A modern smart building has a number of internet-enabled devices. IoT sensors to measure temperature, internet-enabled lighting, IP camera, IP phone, etc., and data is generated at scale across all the devices. There are two critical aspects of the network of devices to function well: data quality (the generated data has to be correct within an accepted error range) and security (with a number of internet-connected devices, securing the network from cyber threats is very important). But there are two broad challenges to achieve this: the data collected is very sensitive to business operations and hence the solution has to be privacy preserving, and the amount of data generated is huge and is not feasible to upload all of them to the cloud.
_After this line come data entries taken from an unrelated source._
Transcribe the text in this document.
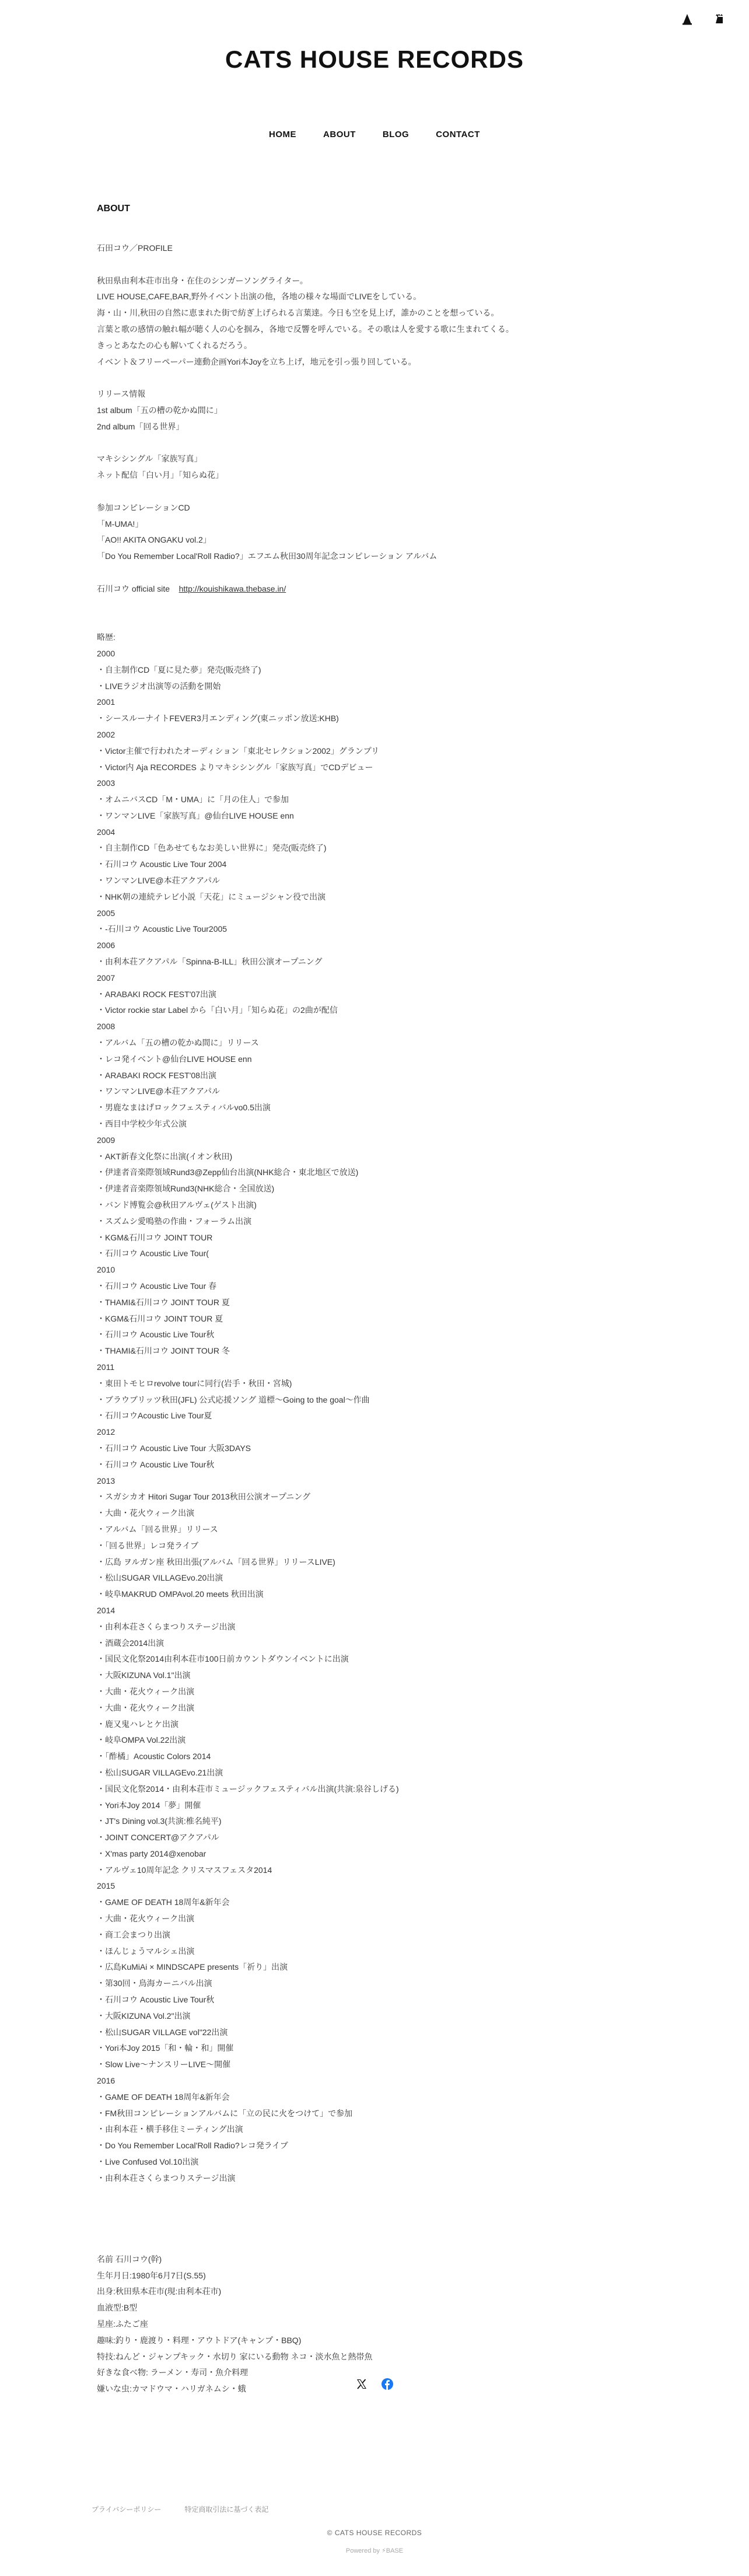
CATS HOUSE RECORDS
HOME	ABOUT	BLOG	CONTACT
ABOUT
石田コウ／PROFILE
秋田県由利本荘市出身・在住のシンガーソングライター。
LIVE HOUSE,CAFE,BAR,野外イベント出演の他，各地の様々な場面でLIVEをしている。
海・山・川,秋田の自然に恵まれた街で紡ぎ上げられる言葉達。今日も空を見上げ，誰かのことを想っている。
言葉と歌の感情の触れ幅が聴く人の心を掴み，各地で反響を呼んでいる。その歌は人を愛する歌に生まれてくる。
きっとあなたの心も解いてくれるだろう。
イベント＆フリーペーパー連動企画Yori本Joyを立ち上げ，地元を引っ張り回している。
リリース情報
1st album「五の槽の乾かぬ間に」
2nd album「回る世界」
マキシシングル「家族写真」
ネット配信「白い月」「知らぬ花」
参加コンピレーションCD
「M-UMA!」
「AO!! AKITA ONGAKU vol.2」
「Do You Remember Local'Roll Radio?」エフエム秋田30周年記念コンピレーション アルバム
石川コウ official site    http://kouishikawa.thebase.in/
略歴:
2000
・自主制作CD「夏に見た夢」発売(販売終了)
・LIVEラジオ出演等の活動を開始
2001
・シースルーナイトFEVER3月エンディング(東ニッポン放送:KHB)
2002
・Victor主催で行われたオーディション「東北セレクション2002」グランプリ
・Victor内 Aja RECORDES よりマキシシングル「家族写真」でCDデビュー
2003
・オムニバスCD「M・UMA」に「月の住人」で参加
・ワンマンLIVE「家族写真」@仙台LIVE HOUSE enn
2004
・自主制作CD「色あせてもなお美しい世界に」発売(販売終了)
・石川コウ Acoustic Live Tour 2004
・ワンマンLIVE@本荘アクアパル
・NHK朝の連続テレビ小説「天花」にミュージシャン役で出演
2005
・-石川コウ Acoustic Live Tour2005
2006
・由利本荘アクアパル「Spinna-B-ILL」秋田公演オープニング
2007
・ARABAKI ROCK FEST'07出演
・Victor rockie star Label から「白い月」「知らぬ花」の2曲が配信
2008
・アルバム「五の槽の乾かぬ間に」リリース
・レコ発イベント@仙台LIVE HOUSE enn
・ARABAKI ROCK FEST'08出演
・ワンマンLIVE@本荘アクアパル
・男鹿なまはげロックフェスティバルvo0.5出演
・西目中学校少年式公演
2009
・AKT新春文化祭に出演(イオン秋田)
・伊達者音楽際領域Rund3@Zepp仙台出演(NHK総合・東北地区で放送)
・伊達者音楽際領域Rund3(NHK総合・全国放送)
・バンド博覧会@秋田アルヴェ(ゲスト出演)
・スズムシ愛鳴塾の作曲・フォーラム出演
・KGM&石川コウ JOINT TOUR
・石川コウ Acoustic Live Tour(
2010
・石川コウ Acoustic Live Tour 春
・THAMI&石川コウ JOINT TOUR 夏
・KGM&石川コウ JOINT TOUR 夏
・石川コウ Acoustic Live Tour秋
・THAMI&石川コウ JOINT TOUR 冬
2011
・東田トモヒロrevolve tourに同行(岩手・秋田・宮城)
・ブラウブリッツ秋田(JFL) 公式応援ソング 道標〜Going to the goal〜作曲
・石川コウAcoustic Live Tour夏
2012
・石川コウ Acoustic Live Tour 大阪3DAYS
・石川コウ Acoustic Live Tour秋
2013
・スガシカオ Hitori Sugar Tour 2013秋田公演オープニング
・大曲・花火ウィーク出演
・アルバム「回る世界」リリース
・「回る世界」レコ発ライブ
・広島 ヲルガン座 秋田出張(アルバム「回る世界」リリースLIVE)
・松山SUGAR VILLAGEvo.20出演
・岐阜MAKRUD OMPAvol.20 meets 秋田出演
2014
・由利本荘さくらまつりステージ出演
・酒蔵会2014出演
・国民文化祭2014由利本荘市100日前カウントダウンイベントに出演
・大阪KIZUNA Vol.1"出演
・大曲・花火ウィーク出演
・大曲・花火ウィーク出演
・鹿又鬼ハレとケ出演
・岐阜OMPA Vol.22出演
・「酢橘」Acoustic Colors 2014
・松山SUGAR VILLAGEvo.21出演
・国民文化祭2014・由利本荘市ミュージックフェスティバル出演(共演:泉谷しげる)
・Yori本Joy 2014「夢」開催
・JT's Dining vol.3(共演:椎名純平)
・JOINT CONCERT@アクアパル
・X'mas party 2014@xenobar
・アルヴェ10周年記念 クリスマスフェスタ2014
2015
・GAME OF DEATH 18周年&新年会
・大曲・花火ウィーク出演
・商工会まつり出演
・ほんじょうマルシェ出演
・広島KuMiAi × MINDSCAPE presents「祈り」出演
・第30回・鳥海カーニバル出演
・石川コウ Acoustic Live Tour秋
・大阪KIZUNA Vol.2"出演
・松山SUGAR VILLAGE vol"22出演
・Yori本Joy 2015「和・輪・和」開催
・Slow Live〜ナンスリーLIVE〜開催
2016
・GAME OF DEATH 18周年&新年会
・FM秋田コンピレーションアルバムに「立の民に火をつけて」で参加
・由利本荘・横手移住ミーティング出演
・Do You Remember Local'Roll Radio?レコ発ライブ
・Live Confused Vol.10出演
・由利本荘さくらまつりステージ出演
名前 石川コウ(幹)
生年月日:1980年6月7日(S.55)
出身:秋田県本荘市(現:由利本荘市)
血液型:B型
星座:ふたご座
趣味:釣り・鹿渡り・料理・アウトドア(キャンプ・BBQ)
特技:ねんど・ジャンプキック・水切り 家にいる動物 ネコ・淡水魚と熱帯魚
好きな食べ物: ラーメン・寿司・魚介料理
嫌いな虫:カマドウマ・ハリガネムシ・蛾
プライバシーポリシー	特定商取引法に基づく表記
© CATS HOUSE RECORDS
Powered by ⚡BASE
The authors explain how they used federated learning to build anomaly-detection models that monitor data quality and cybersecurity while preserving data privacy. Federated learning enables edge devices to collaboratively learn a machine learning model but keep all of the data on the device itself. Instead of moving data to the cloud, the models are trained on the device and only the updates of the model are shared across the network. Using federated learning gives you the following advantages: more accurate and low latency models where the data is not moved and only the model updates are shared, resulting in models having low latency (since the models are on the device) and being more accurate; privacy preserving because the data remains on the device; and energy efficient, because the workload on the device is drastically reduced—leading to lower power consumption and longer device life.
The authors built deep learning models using Pytorch and Pysyft. They outline their architecture and show you how federated learning can help improve the models. Federated learning provides a framework to port models across organizations for the same domain of the device, something not possible in traditional cloud-based anomaly detection models, which makes it easy to deploy with very limited data.